• Robert DESNOS :la Peste & autre poème

    Robert DESNOS :la Peste & autre poème

    La peste. 

     

    Dans la rue un pas retentit. La cloche n’a qu’un seul

    battant. Où va-t-il le promeneur qui se rapproche

    lentement et s’arrête par instant ? Le voici devant

    la maison. J’entends son souffle derrière la porte.

     

    Je vois le ciel à travers la vitre. Je vois le ciel où les

    astres roulent sur l’arête des toits. C’est la grande

    Ourse ou Bételgeuse, c’est Vénus au ventre blanc, c’est

    Diane qui dégrafe sa tunique près d’une fontaine de lumière.

     

    Jamais lunes ni soleils ne roulèrent si loin de la

    terre, jamais l’air de nuit ne fut si opaque et si

    lourd. Je pèse sur ma porte qui résiste…

     

    Elle s’ouvre enfin, son battant claque contre le

    mur.
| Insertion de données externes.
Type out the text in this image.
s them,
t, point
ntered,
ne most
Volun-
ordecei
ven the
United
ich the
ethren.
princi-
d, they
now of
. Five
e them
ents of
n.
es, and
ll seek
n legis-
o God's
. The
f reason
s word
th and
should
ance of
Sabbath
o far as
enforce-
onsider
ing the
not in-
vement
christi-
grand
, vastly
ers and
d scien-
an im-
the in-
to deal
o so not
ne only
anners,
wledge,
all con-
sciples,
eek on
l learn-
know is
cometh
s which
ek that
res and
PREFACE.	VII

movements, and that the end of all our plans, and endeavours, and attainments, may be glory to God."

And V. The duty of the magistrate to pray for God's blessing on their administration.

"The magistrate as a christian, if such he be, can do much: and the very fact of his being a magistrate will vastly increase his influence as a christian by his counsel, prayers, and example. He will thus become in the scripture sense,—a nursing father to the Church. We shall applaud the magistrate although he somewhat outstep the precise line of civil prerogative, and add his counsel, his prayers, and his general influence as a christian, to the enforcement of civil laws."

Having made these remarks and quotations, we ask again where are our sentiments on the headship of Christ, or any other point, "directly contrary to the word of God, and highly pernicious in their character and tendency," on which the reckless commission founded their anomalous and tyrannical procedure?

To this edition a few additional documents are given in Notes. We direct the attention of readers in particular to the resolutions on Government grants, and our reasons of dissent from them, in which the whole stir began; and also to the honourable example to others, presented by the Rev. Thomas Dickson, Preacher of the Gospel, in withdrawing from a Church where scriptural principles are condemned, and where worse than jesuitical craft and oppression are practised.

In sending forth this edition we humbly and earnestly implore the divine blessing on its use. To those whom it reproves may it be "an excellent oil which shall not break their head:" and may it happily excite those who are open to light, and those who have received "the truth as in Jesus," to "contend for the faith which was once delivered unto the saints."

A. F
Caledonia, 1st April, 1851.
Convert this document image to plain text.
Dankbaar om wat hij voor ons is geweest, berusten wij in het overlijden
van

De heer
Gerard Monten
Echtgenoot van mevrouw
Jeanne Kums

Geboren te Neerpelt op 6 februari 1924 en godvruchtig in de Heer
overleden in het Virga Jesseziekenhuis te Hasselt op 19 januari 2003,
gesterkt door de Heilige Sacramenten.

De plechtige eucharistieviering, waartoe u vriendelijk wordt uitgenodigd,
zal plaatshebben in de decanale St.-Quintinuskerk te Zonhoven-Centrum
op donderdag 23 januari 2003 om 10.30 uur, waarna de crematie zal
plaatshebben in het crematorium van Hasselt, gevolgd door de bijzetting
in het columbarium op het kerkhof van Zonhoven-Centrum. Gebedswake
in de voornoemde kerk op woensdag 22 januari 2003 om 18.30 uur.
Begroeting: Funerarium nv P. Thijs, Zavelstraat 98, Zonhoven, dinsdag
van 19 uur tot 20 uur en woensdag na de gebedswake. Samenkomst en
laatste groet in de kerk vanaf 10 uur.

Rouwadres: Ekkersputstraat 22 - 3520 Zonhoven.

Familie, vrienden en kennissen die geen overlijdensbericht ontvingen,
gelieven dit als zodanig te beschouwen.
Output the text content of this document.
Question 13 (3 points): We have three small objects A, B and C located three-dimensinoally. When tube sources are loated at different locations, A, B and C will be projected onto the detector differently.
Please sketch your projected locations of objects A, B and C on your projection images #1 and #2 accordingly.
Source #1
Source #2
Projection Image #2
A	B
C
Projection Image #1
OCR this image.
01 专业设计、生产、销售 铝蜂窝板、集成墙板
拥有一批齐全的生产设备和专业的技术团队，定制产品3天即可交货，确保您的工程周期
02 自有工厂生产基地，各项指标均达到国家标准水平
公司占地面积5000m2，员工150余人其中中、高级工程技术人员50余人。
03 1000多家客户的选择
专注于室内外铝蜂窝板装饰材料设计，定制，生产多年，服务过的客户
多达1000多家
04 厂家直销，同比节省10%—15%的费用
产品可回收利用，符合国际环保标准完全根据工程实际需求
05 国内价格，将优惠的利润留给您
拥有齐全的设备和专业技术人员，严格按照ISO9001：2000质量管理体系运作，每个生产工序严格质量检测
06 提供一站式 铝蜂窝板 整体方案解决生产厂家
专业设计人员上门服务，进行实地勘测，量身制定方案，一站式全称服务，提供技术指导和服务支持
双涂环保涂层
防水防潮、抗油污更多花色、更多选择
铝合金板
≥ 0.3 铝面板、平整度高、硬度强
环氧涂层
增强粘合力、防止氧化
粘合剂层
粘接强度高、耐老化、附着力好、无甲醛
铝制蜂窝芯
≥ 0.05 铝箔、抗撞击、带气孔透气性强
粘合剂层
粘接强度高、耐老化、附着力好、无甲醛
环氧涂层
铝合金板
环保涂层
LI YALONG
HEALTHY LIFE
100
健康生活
Et tandis que le pas s’éloigne je déchiffre

    sur une affiche jaune les lettres noires du mot « Peste ».

     

    ___

    J'AI TANT REVE DE TOI

     

     

     

    J’ai tant rêvé de toi que tu perds ta réalité.

    Est-il encore temps d’atteindre ce corps vivant

    Et de baiser sur cette bouche la naissance

    De la voix qui m’est chère?

     

    J’ai tant rêvé de toi que mes bras habitués

    En étreignant ton ombre

    A se croiser sur ma poitrine ne se plieraient pas

    Au contour de ton corps, peut-être.

    Et que, devant l’apparence réelle de ce qui me hante

    Et me gouverne depuis des jours et des années,

    Je deviendrais une ombre sans doute.

    O balances sentimentales.

     

    J’ai tant rêvé de toi qu’il n’est plus temps

    Sans doute que je m’éveille.

    Je dors debout, le corps exposé

    A toutes les apparences de la vie

    Et de l’amour et toi, la seule

    qui compte aujourd’hui pour moi,

    Je pourrais moins toucher ton front

    Et tes lèvres que les premières lèvres

    et le premier front venu.

     

     

    J’ai tant rêvé de toi, tant marché, parlé,

    Couché avec ton fantôme

    Qu’il ne me reste plus peut-être,

    Et pourtant, qu’a être fantôme

    Parmi les fantômes et plus ombre

    Cent fois que l’ombre qui se promène

    Et se promènera allègrement

    Sur le cadran solaire de ta vie.